To address the limited bit-error performance of polar codes in both short- and long-code regimes, this paper proposes the PS-PAC coding framework, which integrates CRC-aided decoding, convolutional pre-coding, and a dynamic parity masking mechanism to jointly optimize codeword weight distribution and frozen-bit design. A novel continuous-division-based dynamic parity masking technique is introduced, coupled with row-wise decomposition of the polarization transform and successive-cancellation list (SCL) decoding, enabling fine-grained frozen-bit configuration. Experimental results demonstrate a 0.5 dB SNR gain for short codes (N=128, K=64) and a 0.12 dB overall improvement for long codes (N=1024, K=512), accompanied by significant frame-error-rate reduction. The framework balances theoretical rigor with practical implementability, offering a promising solution for ultra-reliable short-packet communications.

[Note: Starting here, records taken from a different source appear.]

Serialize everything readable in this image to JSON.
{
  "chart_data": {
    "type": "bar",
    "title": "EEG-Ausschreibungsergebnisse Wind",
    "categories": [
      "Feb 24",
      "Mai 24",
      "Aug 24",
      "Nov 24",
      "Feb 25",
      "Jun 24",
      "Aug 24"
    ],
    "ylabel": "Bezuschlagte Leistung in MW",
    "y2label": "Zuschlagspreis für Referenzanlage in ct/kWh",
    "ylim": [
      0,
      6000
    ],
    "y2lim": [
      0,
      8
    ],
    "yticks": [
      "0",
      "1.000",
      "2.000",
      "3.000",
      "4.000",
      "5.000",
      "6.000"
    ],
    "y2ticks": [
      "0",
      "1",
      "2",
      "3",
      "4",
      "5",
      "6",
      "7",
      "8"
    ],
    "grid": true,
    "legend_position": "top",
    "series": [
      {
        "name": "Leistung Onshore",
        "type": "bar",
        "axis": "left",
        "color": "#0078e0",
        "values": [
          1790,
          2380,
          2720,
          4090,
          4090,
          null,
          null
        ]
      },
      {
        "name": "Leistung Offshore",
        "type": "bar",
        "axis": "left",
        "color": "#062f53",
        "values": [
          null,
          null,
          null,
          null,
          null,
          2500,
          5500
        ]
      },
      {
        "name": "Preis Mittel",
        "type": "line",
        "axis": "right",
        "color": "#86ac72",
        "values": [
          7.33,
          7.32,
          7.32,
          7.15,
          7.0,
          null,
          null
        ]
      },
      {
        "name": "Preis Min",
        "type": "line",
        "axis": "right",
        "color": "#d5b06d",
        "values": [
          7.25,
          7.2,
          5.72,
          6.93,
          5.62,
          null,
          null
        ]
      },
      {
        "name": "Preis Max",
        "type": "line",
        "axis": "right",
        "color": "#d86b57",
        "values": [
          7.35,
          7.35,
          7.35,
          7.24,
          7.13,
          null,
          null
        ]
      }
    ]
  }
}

CRC-Polar codes under SC list decoding are well-regarded for their competitive error performance. This paper examines these codes by focusing on minimum weight codewords and breaking them down into the rows of the polar transform. Inspired by the significant impact of parity check bits and their positions, we apply a shifted rate-profile for polarization-adjusted convolutional (PS-PAC) codes, thereby achieving similar improvements in the weight distribution of polar codes through precoding. The results demonstrate a significant improvement in error performance, achieving up to a 0.5 dB power gain with short PS-PAC codes. Additionally, leveraging convolutional precoding in PAC codes, we adopt a continuous deployment (masking) of parity check bits derived from the remainder of continuous division of the partial message polynomial and the CRC polynomial over frozen positions in the rate-profile. This approach enhances performance for long codes, with an overall improvement of 0.12 dB.